Scientific classification
- Kingdom: Plantae
- Clade: Tracheophytes
- Clade: Angiosperms
- Clade: Eudicots
- Clade: Rosids
- Order: Fagales
- Family: Casuarinaceae
- Genus: Allocasuarina
- Species: A. huegeliana
- Binomial name: Allocasuarina huegeliana (Miq.) L.A.S.Johnson
- Synonyms: Casuarina dorrienii Domin; Casuarina huegeliana Miq.;

= Allocasuarina huegeliana =

- Genus: Allocasuarina
- Species: huegeliana
- Authority: (Miq.) L.A.S.Johnson
- Conservation status: LC
- Synonyms: Casuarina dorrienii Domin, Casuarina huegeliana Miq.
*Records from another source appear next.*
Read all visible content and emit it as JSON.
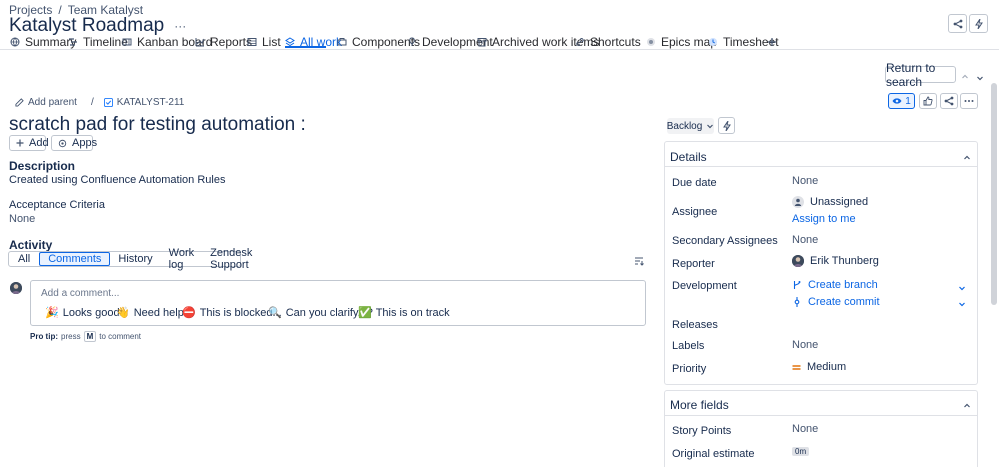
{
  "breadcrumb": {
    "projects": "Projects",
    "separator": "/",
    "team": "Team Katalyst"
  },
  "project": {
    "title": "Katalyst Roadmap",
    "more": "···"
  },
  "tabs": [
    {
      "label": "Summary",
      "icon": "globe-icon"
    },
    {
      "label": "Timeline",
      "icon": "timeline-icon"
    },
    {
      "label": "Kanban board",
      "icon": "board-icon"
    },
    {
      "label": "Reports",
      "icon": "chart-icon"
    },
    {
      "label": "List",
      "icon": "list-icon"
    },
    {
      "label": "All work",
      "icon": "layers-icon",
      "active": true
    },
    {
      "label": "Components",
      "icon": "component-icon"
    },
    {
      "label": "Development",
      "icon": "branch-icon"
    },
    {
      "label": "Archived work items",
      "icon": "archive-icon"
    },
    {
      "label": "Shortcuts",
      "icon": "link-icon"
    },
    {
      "label": "Epics map",
      "icon": "map-icon"
    },
    {
      "label": "Timesheet",
      "icon": "clock-icon"
    }
  ],
  "nav": {
    "return_to_search": "Return to search"
  },
  "issue": {
    "add_parent": "Add parent",
    "separator": "/",
    "key": "KATALYST-211",
    "title": "scratch pad for testing automation :",
    "add_label": "Add",
    "apps_label": "Apps",
    "watch_count": "1",
    "description_heading": "Description",
    "description": "Created using Confluence Automation Rules",
    "acceptance_heading": "Acceptance Criteria",
    "acceptance_value": "None"
  },
  "activity": {
    "heading": "Activity",
    "tabs": [
      "All",
      "Comments",
      "History",
      "Work log",
      "Zendesk Support"
    ],
    "selected": "Comments",
    "comment_placeholder": "Add a comment...",
    "quick_replies": [
      {
        "emoji": "🎉",
        "label": "Looks good!"
      },
      {
        "emoji": "👋",
        "label": "Need help?"
      },
      {
        "emoji": "⛔",
        "label": "This is blocked..."
      },
      {
        "emoji": "🔍",
        "label": "Can you clarify...?"
      },
      {
        "emoji": "✅",
        "label": "This is on track"
      }
    ],
    "pro_tip_bold": "Pro tip:",
    "pro_tip_press": "press",
    "pro_tip_key": "M",
    "pro_tip_rest": "to comment"
  },
  "status": {
    "label": "Backlog"
  },
  "details": {
    "heading": "Details",
    "fields": {
      "due_date": {
        "label": "Due date",
        "value": "None"
      },
      "assignee": {
        "label": "Assignee",
        "value": "Unassigned",
        "action": "Assign to me"
      },
      "secondary_assignees": {
        "label": "Secondary Assignees",
        "value": "None"
      },
      "reporter": {
        "label": "Reporter",
        "value": "Erik Thunberg"
      },
      "development": {
        "label": "Development",
        "create_branch": "Create branch",
        "create_commit": "Create commit"
      },
      "releases": {
        "label": "Releases"
      },
      "labels": {
        "label": "Labels",
        "value": "None"
      },
      "priority": {
        "label": "Priority",
        "value": "Medium",
        "color": "#e2740d"
      }
    }
  },
  "more_fields": {
    "heading": "More fields",
    "story_points": {
      "label": "Story Points",
      "value": "None"
    },
    "original_estimate": {
      "label": "Original estimate",
      "value": "0m"
    }
  },
  "colors": {
    "accent": "#0c66e4",
    "text": "#172b4d",
    "border": "#c1c7d0"
  }
}
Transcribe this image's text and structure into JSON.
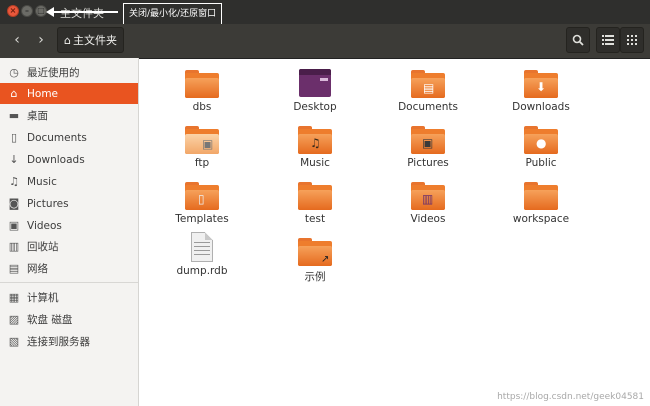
{
  "window": {
    "title": "主文件夹",
    "annotation": "关闭/最小化/还原窗口",
    "buttons": {
      "close": "×",
      "minimize": "–",
      "restore": "□"
    }
  },
  "toolbar": {
    "back_icon": "‹",
    "forward_icon": "›",
    "path_label": "主文件夹",
    "home_icon": "⌂",
    "search_icon": "search-icon",
    "list_view_icon": "list-icon",
    "grid_view_icon": "grid-icon"
  },
  "sidebar": {
    "items": [
      {
        "label": "最近使用的",
        "icon": "clock-icon"
      },
      {
        "label": "Home",
        "icon": "home-icon",
        "active": true
      },
      {
        "label": "桌面",
        "icon": "desktop-icon"
      },
      {
        "label": "Documents",
        "icon": "document-icon"
      },
      {
        "label": "Downloads",
        "icon": "download-icon"
      },
      {
        "label": "Music",
        "icon": "music-icon"
      },
      {
        "label": "Pictures",
        "icon": "camera-icon"
      },
      {
        "label": "Videos",
        "icon": "video-icon"
      },
      {
        "label": "回收站",
        "icon": "trash-icon"
      },
      {
        "label": "网络",
        "icon": "network-icon"
      },
      {
        "label": "计算机",
        "icon": "computer-icon"
      },
      {
        "label": "软盘 磁盘",
        "icon": "disk-icon"
      },
      {
        "label": "连接到服务器",
        "icon": "server-icon"
      }
    ],
    "accent_color": "#e95420"
  },
  "files": [
    {
      "name": "dbs",
      "type": "folder"
    },
    {
      "name": "Desktop",
      "type": "desktop"
    },
    {
      "name": "Documents",
      "type": "folder-documents"
    },
    {
      "name": "Downloads",
      "type": "folder-downloads"
    },
    {
      "name": "ftp",
      "type": "folder-shared"
    },
    {
      "name": "Music",
      "type": "folder-music"
    },
    {
      "name": "Pictures",
      "type": "folder-pictures"
    },
    {
      "name": "Public",
      "type": "folder-public"
    },
    {
      "name": "Templates",
      "type": "folder-templates"
    },
    {
      "name": "test",
      "type": "folder"
    },
    {
      "name": "Videos",
      "type": "folder-videos"
    },
    {
      "name": "workspace",
      "type": "folder"
    },
    {
      "name": "dump.rdb",
      "type": "file"
    },
    {
      "name": "示例",
      "type": "folder-link"
    }
  ],
  "watermark": "https://blog.csdn.net/geek04581"
}
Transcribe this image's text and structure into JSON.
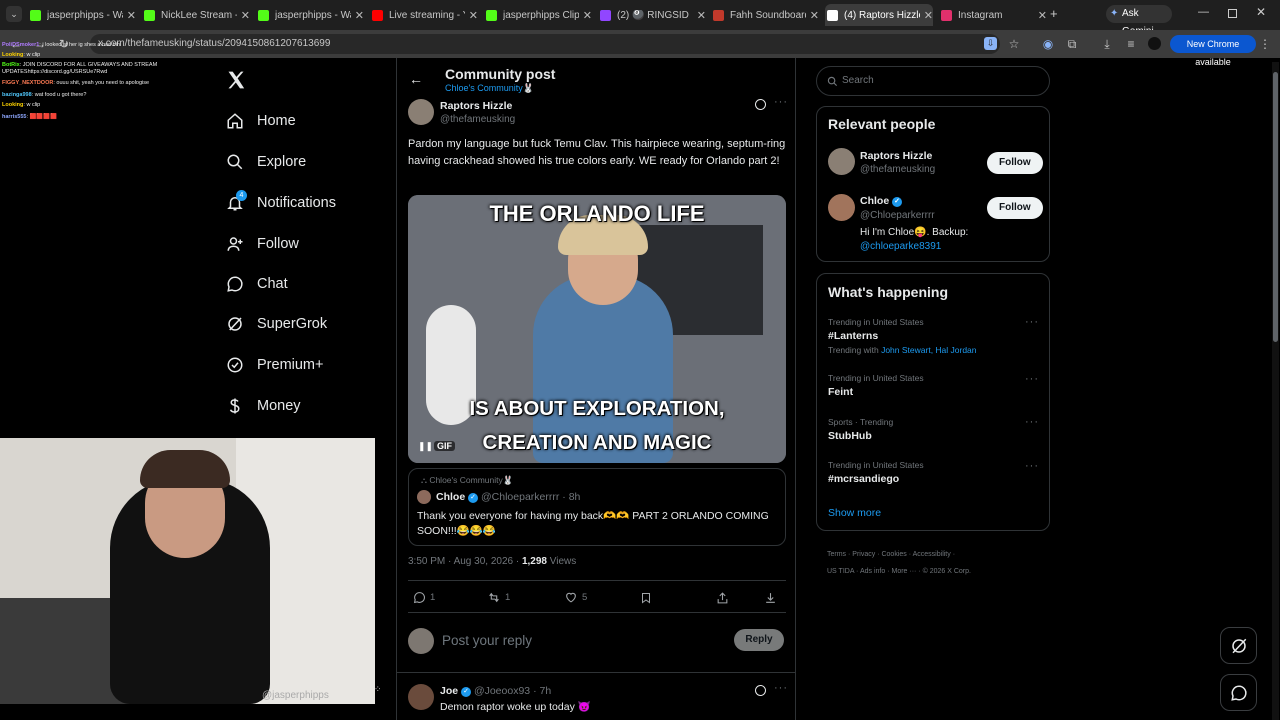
{
  "browser": {
    "tabs": [
      {
        "title": "jasperphipps - Wa",
        "icon": "kick-icon",
        "color": "#53fc18"
      },
      {
        "title": "NickLee Stream - K",
        "icon": "kick-icon",
        "color": "#53fc18"
      },
      {
        "title": "jasperphipps - Wa",
        "icon": "kick-icon",
        "color": "#53fc18"
      },
      {
        "title": "Live streaming - Yo",
        "icon": "youtube-icon",
        "color": "#ff0000"
      },
      {
        "title": "jasperphipps Clips",
        "icon": "kick-icon",
        "color": "#53fc18"
      },
      {
        "title": "(2) 🎱 RINGSID",
        "icon": "twitch-icon",
        "color": "#9146ff"
      },
      {
        "title": "Fahh Soundboard",
        "icon": "soundboard-icon",
        "color": "#c0392b"
      },
      {
        "title": "(4) Raptors Hizzle",
        "icon": "x-icon",
        "color": "#ffffff"
      },
      {
        "title": "Instagram",
        "icon": "instagram-icon",
        "color": "#e1306c"
      }
    ],
    "new_tab": "+",
    "ask_gemini": "Ask Gemini",
    "url": "x.com/thefameusking/status/2094150861207613699",
    "new_chrome": "New Chrome available"
  },
  "stream_chat": [
    {
      "user": "PoliDSmoker1",
      "text": "i looked at her ig shes a bad bih",
      "color": "#b07cff"
    },
    {
      "user": "Looking",
      "text": "w clip",
      "color": "#ffd400"
    },
    {
      "user": "BotRix",
      "text": "JOIN DISCORD FOR ALL GIVEAWAYS AND STREAM UPDATEShttps://discord.gg/USRSUe7Rwd",
      "color": "#53fc18"
    },
    {
      "user": "FIGGY_NEXTDOOR",
      "text": "ouuu shit, yeah you need to apologise",
      "color": "#ff7b54"
    },
    {
      "user": "bazinga998",
      "text": "wat food u got there?",
      "color": "#4fc3f7"
    },
    {
      "user": "Looking",
      "text": "w clip",
      "color": "#ffd400"
    },
    {
      "user": "harris555",
      "text": "🟥🟥🟥🟥",
      "color": "#8fa8ff"
    }
  ],
  "x_nav": {
    "logo": "X",
    "items": [
      {
        "label": "Home",
        "icon": "home-icon"
      },
      {
        "label": "Explore",
        "icon": "search-icon"
      },
      {
        "label": "Notifications",
        "icon": "bell-icon",
        "badge": "4"
      },
      {
        "label": "Follow",
        "icon": "follow-icon"
      },
      {
        "label": "Chat",
        "icon": "chat-icon"
      },
      {
        "label": "SuperGrok",
        "icon": "grok-icon"
      },
      {
        "label": "Premium+",
        "icon": "premium-icon"
      },
      {
        "label": "Money",
        "icon": "money-icon"
      }
    ]
  },
  "webcam": {
    "handle": "@jasperphipps"
  },
  "post_header": {
    "title": "Community post",
    "community": "Chloe's Community🐰"
  },
  "post": {
    "author": "Raptors Hizzle",
    "handle": "@thefameusking",
    "text": "Pardon my language but fuck Temu Clav. This hairpiece wearing, septum-ring having crackhead showed his true colors early. WE ready for Orlando part 2!",
    "media_top": "THE ORLANDO LIFE",
    "media_bottom1": "IS ABOUT EXPLORATION,",
    "media_bottom2": "CREATION AND MAGIC",
    "gif_badge": "GIF",
    "quote": {
      "community": "Chloe's Community🐰",
      "author": "Chloe",
      "handle": "@Chloeparkerrrr",
      "time": "· 8h",
      "text": "Thank you everyone for having my back🫶🫶 PART 2 ORLANDO COMING SOON!!!😂😂😂"
    },
    "timestamp": "3:50 PM · Aug 30, 2026 · ",
    "views": "1,298",
    "views_label": " Views",
    "replies": "1",
    "reposts": "1",
    "likes": "5"
  },
  "reply_box": {
    "placeholder": "Post your reply",
    "button": "Reply"
  },
  "reply": {
    "author": "Joe",
    "handle": "@Joeoox93",
    "time": "· 7h",
    "text": "Demon raptor woke up today 😈"
  },
  "search": {
    "placeholder": "Search"
  },
  "relevant": {
    "title": "Relevant people",
    "people": [
      {
        "name": "Raptors Hizzle",
        "handle": "@thefameusking",
        "button": "Follow"
      },
      {
        "name": "Chloe",
        "handle": "@Chloeparkerrrr",
        "button": "Follow",
        "bio": "Hi I'm Chloe😝. Backup: ",
        "bio_link": "@chloeparke8391"
      }
    ]
  },
  "happening": {
    "title": "What's happening",
    "trends": [
      {
        "label": "Trending in United States",
        "name": "#Lanterns",
        "with_label": "Trending with ",
        "with": "John Stewart, Hal Jordan"
      },
      {
        "label": "Trending in United States",
        "name": "Feint"
      },
      {
        "label": "Sports · Trending",
        "name": "StubHub"
      },
      {
        "label": "Trending in United States",
        "name": "#mcrsandiego"
      }
    ],
    "show_more": "Show more"
  },
  "footer": {
    "line1": [
      "Terms",
      "Privacy",
      "Cookies",
      "Accessibility"
    ],
    "line2": [
      "US TIDA",
      "Ads info",
      "More ···",
      "© 2026 X Corp."
    ]
  },
  "colors": {
    "accent": "#1d9bf0",
    "background": "#000000",
    "border": "#2f3336",
    "muted": "#71767b"
  }
}
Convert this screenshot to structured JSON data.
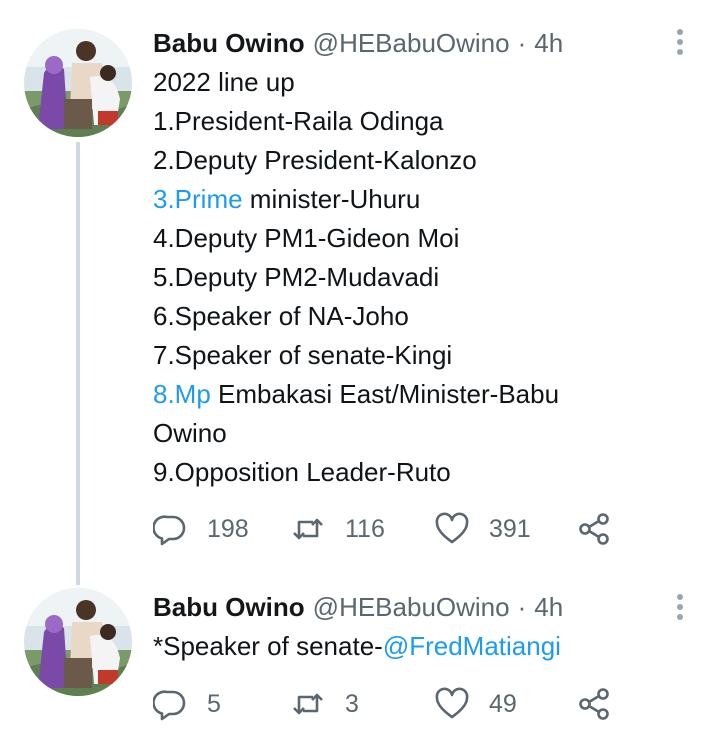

Species of flowering plant

Allocasuarina huegeliana, commonly known as rock sheoak is a species of flowering plant in the family Casuarinaceae and is endemic to Western Australia. It is a dioecious tree that has its leaves reduced to scales in whorls of eight to ten, the mature fruiting cones 14–35 mm long containing winged seeds (samaras) 5–7 mm long.

==Description==
Allocasuarina huegeliana is a dioecious tree that typically grows to a height of 4–10 m and has dark, fissured bark. Its needle-like branchlets are up to 400 mm long, the leaves reduced to scale-like teeth 0.5–0.7 mm long, arranged in whorls of eight to ten around the branchlets. The sections of branchlet between the leaf whorls (the "articles") are mostly 8–13 mm long and 0.8–0.9 mm wide. Male flowers are arranged in spikes 20–100 mm long, in whorls of 4.5 to seven per centimetre (per 0.39 in.), the anthers 0.8–1.2 mm long. Female cones are borne on a peduncle 3–5 mm long. Flowering occurs from May to December or January, and the mature cones are 14–35 mm long and 10–14 mm in diameter containing dark brown to black samaras 5–7 mm long. This species is similar to A. verticillata.

==Taxonomy==
This species was first formally described in 1848 by Friedrich Anton Wilhelm Miquel who gave it the name Casuarina huegeliana in Lehmann's Plantae Preissianae, from specimens collected on Mount Brown near York in 1840 by Ludwig Preiss. It was reclassified in 1982 as Allocasuarina drummondiana by Lawrie Johnson in the Journal of the Adelaide Botanic Gardens. The specific epithet (huegeliana) honours the collector of the type specimens.

==Distribution and habitat==
Rock sheoak grows near granite in the south-west of Western Australia, where it in native in parts of its range, but naturalised in other places. It occurs from the Murchison River and Mingenew, south to the south coast, and east to near Balladonia, in the Avon Wheatbelt, Coolgardie, Esperance Plains, Geraldton Sandplains, Jarrah Forest, Mallee, Murchison and Swan Coastal Plain bioregions of Western Australia.

==Conservation status==
Allocasuarina huegeliana is listed as "not threatened" by the Government of Western Australia Department of Biodiversity, Conservation and Attractions.

==Use in horticulture==
A. huegeliana is a moderate to fast growing tree that is nitrogen fixing. It can be grown as a windbreak. The species thrives in well-drained soils but will do poorly in saline or poorly drained areas. The attractive and dense wood from the tree is used to make specialty furniture while the foliage is used by grazing stock as fodder. The species is drought and frost tolerant but will be killed by fire. Trees can live up an age of over 15 years.